M. Palama rapporte ensuite qu'en situation d'examen, il apprenait les questions et les réponses, de sorte qu'il maîtrisait relativement la situation, mais il avoue qu'il n'était pas en mesure d'appréhender l'intégralité des phrases qu'il avait sous les yeux.

M. Giovanni Palama est sourd de naissance et travaille comme enseignant au Centre pour enfants sourds de Montbrillant. Il collabore, en outre, à l'émission mensuelle pour les sourds « Signes » de la Télévision suisse romande.

Il expose que la plupart des sourds travaillent dans le monde des entendants, mais qu'ils sont seuls. Il faut admettre que les gens sont gentils avec eux et parlent de choses simples. M. Palama parle, à ce propos, de « conversations d'ascenseur » où l'on échange sur le foot à la télévision, mais que cela ne va pas au-delà. Dans ces conditions, la communauté des sourds s'avère précieuse pour discuter en profondeur, raison pour laquelle M. Palama n'est pas d'accord qu'on utilise la notion de ghetto quand d'aucuns évoquent la communauté des sourds.

A l'heure actuelle, ajoute l'intervenant, un nombre croissant d'entendants s'intéressent d'ailleurs à la langue des signes et souhaitent l'acquérir, une démarche qui conduit à une ouverture des deux mondes réciproquement.

Pour terminer, les auditionnés remercient les commissaires. Il n'est, en effet, pas fréquent de donner la possibilité à des adultes sourds de s'exprimer sur une question qui les touche directement, disent-ils.

Audition de Mlle Selina Lutz.

Codeuse : Mme Mareva Lorey de Lacharriere

Mlle Lutz explique qu'elle a toujours vécu à Genève et qu'elle a étudié la langue des signes. Après un passage à l'Ecole de Montbrillant, sa mère l'a retirée du Centre et elle a appris à parler. Dans ce contexte, la jeune fille précise qu'elle a été intégrée avec des entendants et ajoute que « ma mère s'est tuée à me faire parler ».

Mlle Lutz précise encore qu'elle a eu besoin d'heures de codage pour l'aider dans ses études, et que celles-ci lui ont été attribuées parcimonieusement. Actuellement, Mlle Lutz précise qu'elle est en dernière année du collège, mais elle répète qu'elle n'aurait jamais pu y arriver sans ses parents. La jeune fille fait d'ailleurs savoir que sa mère est enseignante au Cycle d'orientation. Cette dernière a sollicité des informations de la part de ses collègues, permettant ainsi à sa fille de compléter son programme scolaire car elle était obligée de rattraper du retard. Elle consacrait d'ailleurs, sous la houlette de sa mère, plusieurs heures à l'étude après l'école.

Audition de M. Stéphane Faustinelli, secrétaire général de la Fédération suisse des sourds. Interprète : Mme Dunant-Sauvin.

M. Faustinelli évoque tout d'abord l'époque où les entendants imposaient leur choix, celui de l'oralisme, aux sourds, et il emploie les termes de « période noire pour les sourds ».

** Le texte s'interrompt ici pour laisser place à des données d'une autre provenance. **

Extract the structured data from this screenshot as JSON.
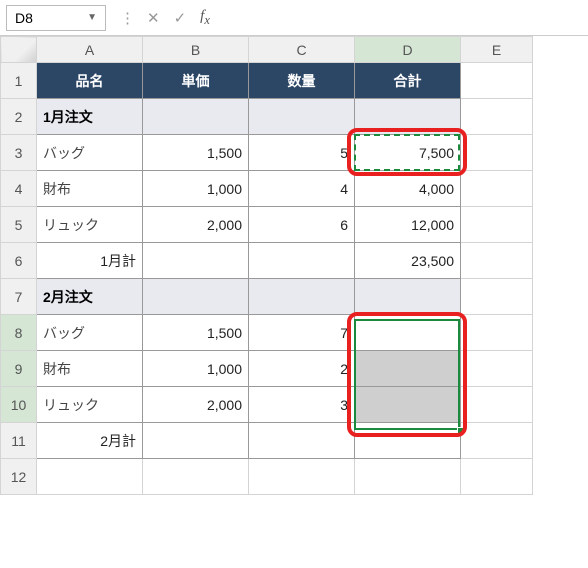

Dans les années 1970/1980, sous l'impulsion des Droits de l'homme, enchaîne l'orateur, la Société des entendants a commencé à s'ouvrir à la problématique des sourds, plus particulièrement lors de l'année internationale de la personne handicapée (1981) décrétée par l'UNESCO, une date à partir de laquelle l'idée d'intégration a fait son chemin.

A partir de ce moment, explicite M. Faustinelli, des cours de langage des signes et des formations d'interprètes pour les sourds ont vu le jour, permettant une nette amélioration du statut des personnes déficientes auditives. De passifs que les sourds étaient par la force des choses, ils ont commencé à profiter des informations grâce aux interprètes justement, et ils ont enfin pu « participer à leur vie ».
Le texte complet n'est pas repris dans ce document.